Open Source Initiative tries to define Open Source AI

ylai@lemmy.ml to Open Source@lemmy.ml – 143 points –
Open Source Initiative tries to define Open Source AI
theregister.com
30

You are viewing a single comment

So the cover art I made for a friend's album isn't open source, even though I released it as CC BY-SA... because you can't make it yourself?

I would consider the "source code" for artwork to be the project file, with all of the layers intact and whatnot. The Photoshop PSD, the GIMP XCF or the Krita KRA. The "compiled" version would be the exported PNG/JPG.

You can license a compiled binary under CC BY if you want. That would allow users to freely decompile/disassemble it or to bundle the binary for their purposes, but it's different from releasing source code. It's closed source, but under a free license.

It would depend on the format what is counted as source, and what isn't.

You can create a picture by hand, using no input data.

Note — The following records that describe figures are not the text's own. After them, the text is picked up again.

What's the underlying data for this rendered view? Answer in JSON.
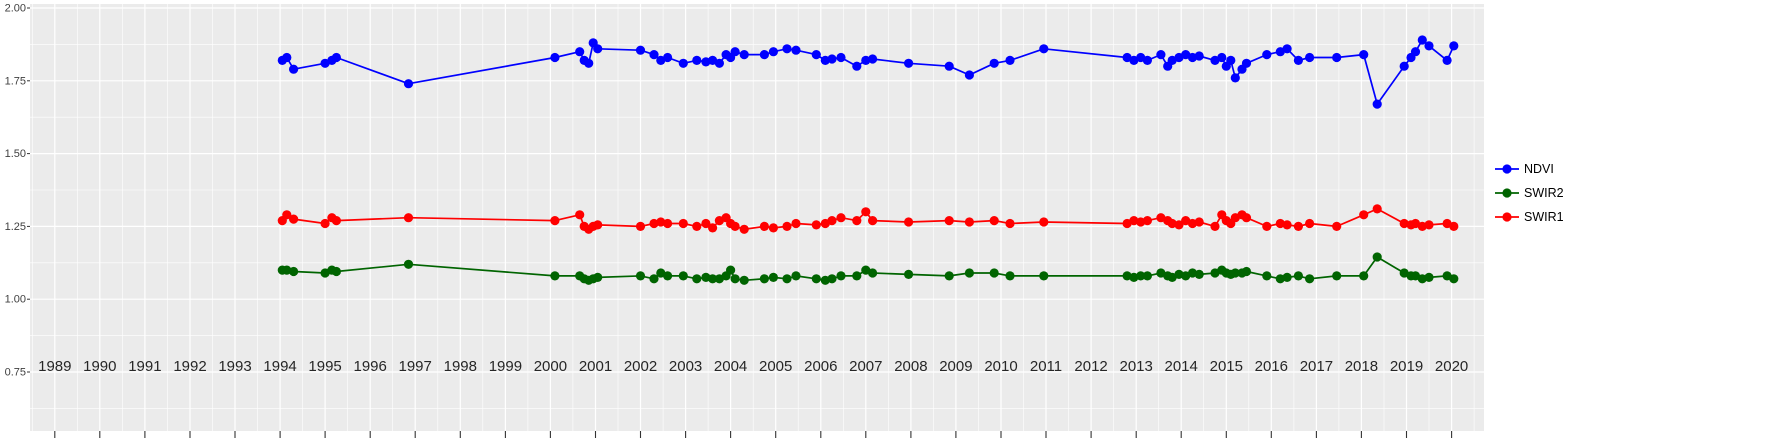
{
  "chart_data": {
    "type": "line",
    "title": "",
    "xlabel": "",
    "ylabel": "",
    "markers": true,
    "grid": true,
    "panel_bg": "#EBEBEB",
    "grid_color": "#FFFFFF",
    "axis_text_color_x": "#262626",
    "axis_text_color_y": "#404040",
    "tick_color": "#333333",
    "xlim": [
      1988.45,
      2020.72
    ],
    "ylim": [
      0.75,
      2.0
    ],
    "x_ticks": [
      1989,
      1990,
      1991,
      1992,
      1993,
      1994,
      1995,
      1996,
      1997,
      1998,
      1999,
      2000,
      2001,
      2002,
      2003,
      2004,
      2005,
      2006,
      2007,
      2008,
      2009,
      2010,
      2011,
      2012,
      2013,
      2014,
      2015,
      2016,
      2017,
      2018,
      2019,
      2020
    ],
    "y_ticks": [
      "2.00",
      "1.75",
      "1.50",
      "1.25",
      "1.00",
      "0.75"
    ],
    "legend_position": "right",
    "x": [
      1994.05,
      1994.15,
      1994.3,
      1995,
      1995.15,
      1995.25,
      1996.85,
      2000.1,
      2000.65,
      2000.75,
      2000.85,
      2000.95,
      2001.05,
      2002,
      2002.3,
      2002.45,
      2002.6,
      2002.95,
      2003.25,
      2003.45,
      2003.6,
      2003.75,
      2003.9,
      2004,
      2004.1,
      2004.3,
      2004.75,
      2004.95,
      2005.25,
      2005.45,
      2005.9,
      2006.1,
      2006.25,
      2006.45,
      2006.8,
      2007,
      2007.15,
      2007.95,
      2008.85,
      2009.3,
      2009.85,
      2010.2,
      2010.95,
      2012.8,
      2012.95,
      2013.1,
      2013.25,
      2013.55,
      2013.7,
      2013.8,
      2013.95,
      2014.1,
      2014.25,
      2014.4,
      2014.75,
      2014.9,
      2015,
      2015.1,
      2015.2,
      2015.35,
      2015.45,
      2015.9,
      2016.2,
      2016.35,
      2016.6,
      2016.85,
      2017.45,
      2018.05,
      2018.35,
      2018.95,
      2019.1,
      2019.2,
      2019.35,
      2019.5,
      2019.9,
      2020.05
    ],
    "series": [
      {
        "name": "NDVI",
        "color": "#0000FF",
        "values": [
          1.82,
          1.83,
          1.79,
          1.81,
          1.82,
          1.83,
          1.74,
          1.83,
          1.85,
          1.82,
          1.81,
          1.88,
          1.86,
          1.855,
          1.84,
          1.82,
          1.83,
          1.81,
          1.82,
          1.815,
          1.82,
          1.81,
          1.84,
          1.83,
          1.85,
          1.84,
          1.84,
          1.85,
          1.86,
          1.855,
          1.84,
          1.82,
          1.825,
          1.83,
          1.8,
          1.82,
          1.825,
          1.81,
          1.8,
          1.77,
          1.81,
          1.82,
          1.86,
          1.83,
          1.82,
          1.83,
          1.82,
          1.84,
          1.8,
          1.82,
          1.83,
          1.84,
          1.83,
          1.835,
          1.82,
          1.83,
          1.8,
          1.82,
          1.76,
          1.79,
          1.81,
          1.84,
          1.85,
          1.86,
          1.82,
          1.83,
          1.83,
          1.84,
          1.67,
          1.8,
          1.83,
          1.85,
          1.89,
          1.87,
          1.82,
          1.87
        ]
      },
      {
        "name": "SWIR2",
        "color": "#006400",
        "values": [
          1.1,
          1.1,
          1.095,
          1.09,
          1.1,
          1.095,
          1.12,
          1.08,
          1.08,
          1.07,
          1.065,
          1.07,
          1.075,
          1.08,
          1.07,
          1.09,
          1.08,
          1.08,
          1.07,
          1.075,
          1.07,
          1.07,
          1.08,
          1.1,
          1.07,
          1.065,
          1.07,
          1.075,
          1.07,
          1.08,
          1.07,
          1.065,
          1.07,
          1.08,
          1.08,
          1.1,
          1.09,
          1.085,
          1.08,
          1.09,
          1.09,
          1.08,
          1.08,
          1.08,
          1.075,
          1.08,
          1.08,
          1.09,
          1.08,
          1.075,
          1.085,
          1.08,
          1.09,
          1.085,
          1.09,
          1.1,
          1.09,
          1.085,
          1.09,
          1.09,
          1.095,
          1.08,
          1.07,
          1.075,
          1.08,
          1.07,
          1.08,
          1.08,
          1.145,
          1.09,
          1.08,
          1.08,
          1.07,
          1.075,
          1.08,
          1.07
        ]
      },
      {
        "name": "SWIR1",
        "color": "#FF0000",
        "values": [
          1.27,
          1.29,
          1.275,
          1.26,
          1.28,
          1.27,
          1.28,
          1.27,
          1.29,
          1.25,
          1.24,
          1.25,
          1.255,
          1.25,
          1.26,
          1.265,
          1.26,
          1.26,
          1.25,
          1.26,
          1.245,
          1.27,
          1.28,
          1.26,
          1.25,
          1.24,
          1.25,
          1.245,
          1.25,
          1.26,
          1.255,
          1.26,
          1.27,
          1.28,
          1.27,
          1.3,
          1.27,
          1.265,
          1.27,
          1.265,
          1.27,
          1.26,
          1.265,
          1.26,
          1.27,
          1.265,
          1.27,
          1.28,
          1.27,
          1.26,
          1.255,
          1.27,
          1.26,
          1.265,
          1.25,
          1.29,
          1.27,
          1.26,
          1.28,
          1.29,
          1.28,
          1.25,
          1.26,
          1.255,
          1.25,
          1.26,
          1.25,
          1.29,
          1.31,
          1.26,
          1.255,
          1.26,
          1.25,
          1.255,
          1.26,
          1.25
        ]
      }
    ]
  }
}
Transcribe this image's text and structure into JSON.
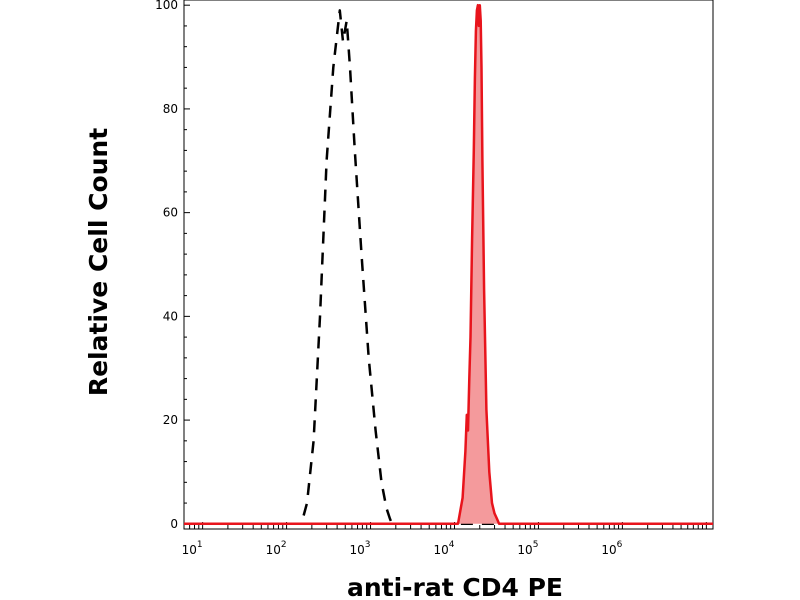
{
  "chart_data": {
    "type": "area",
    "title": "",
    "xlabel": "anti-rat CD4 PE",
    "ylabel": "Relative Cell Count",
    "x_scale": "log",
    "xlim": [
      6,
      12000000
    ],
    "ylim": [
      -1,
      101
    ],
    "grid": false,
    "legend": "none",
    "x_ticks": [
      {
        "base": "10",
        "exp": "1",
        "value": 10
      },
      {
        "base": "10",
        "exp": "2",
        "value": 100
      },
      {
        "base": "10",
        "exp": "3",
        "value": 1000
      },
      {
        "base": "10",
        "exp": "4",
        "value": 10000
      },
      {
        "base": "10",
        "exp": "5",
        "value": 100000
      },
      {
        "base": "10",
        "exp": "6",
        "value": 1000000
      }
    ],
    "y_ticks": [
      "0",
      "20",
      "40",
      "60",
      "80",
      "100"
    ],
    "y_tick_values": [
      0,
      20,
      40,
      60,
      80,
      100
    ],
    "series": [
      {
        "style": "dashed",
        "color": "#000000",
        "x": [
          6,
          150,
          175,
          210,
          250,
          300,
          360,
          430,
          470,
          520,
          570,
          650,
          780,
          950,
          1150,
          1350,
          1550,
          1700,
          1800,
          12000000
        ],
        "y": [
          0,
          0,
          4,
          16,
          40,
          70,
          88,
          99,
          93,
          97,
          88,
          72,
          52,
          32,
          18,
          8,
          3,
          1,
          0,
          0
        ]
      },
      {
        "style": "filled",
        "color": "#e8141c",
        "fill": "#f49a9c",
        "x": [
          6,
          11000,
          12500,
          13500,
          14000,
          14500,
          15000,
          15500,
          16200,
          17000,
          17500,
          18000,
          18500,
          19000,
          19500,
          20000,
          20500,
          21000,
          21500,
          22500,
          24000,
          26000,
          28000,
          30000,
          32000,
          34000,
          12000000
        ],
        "y": [
          0,
          0,
          5,
          14,
          21,
          18,
          28,
          36,
          55,
          72,
          86,
          95,
          99,
          100,
          96,
          100,
          97,
          88,
          70,
          45,
          22,
          10,
          4,
          2,
          1,
          0,
          0
        ]
      }
    ]
  }
}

I challenge you to do the same for model weights. If you truly just sit down and type away numbers in a file, then yes, the model would have no further source. But that is not something that can be done in practice.

I challenge you to recreate the Mona Lisa.

My point is that these models are so complex that they're closer to art than anything reproduce

I don't see your point? What is the "source" for Mona Lisa I would use? For LLMs I could reproduce them given the original inputs.

Creating those inputs may be an art, but so could any piece of code. No one claims that code being elegant disqualifies it from being open source.

Are you sure that you can reproduce the model, given the same inputs? Reproducibility is a difficult property to achieve. I wouldn't think LLMs are reproduce.

In theory, if you have the inputs, you have reproducible outputs, modulo perhaps some small deviations due to non-deterministic parallelism. But if those effects are large enough to make your model perform differently you already have big issues, no different than if a piece of software performs differently each time it is compiled.

That's the theory for some paradigms that were specifically designed to have the property of determinism.

Most things in the world, even computers, are non-deterministic

Nondeterminism isn't necessarily a bad thing for systems like AI.

I think technically, the source should be the native format of whatever image manipulation program that you use. For vector graphics, there is svg format but the native editor is still preferable. Otherwise, whoever gets the end copy cannot easily modify or reproduce it, only copy it. But it of course depends on the definition of "easy" and a lot of other factors. Licensing is hard and it is because I am not a lawyer.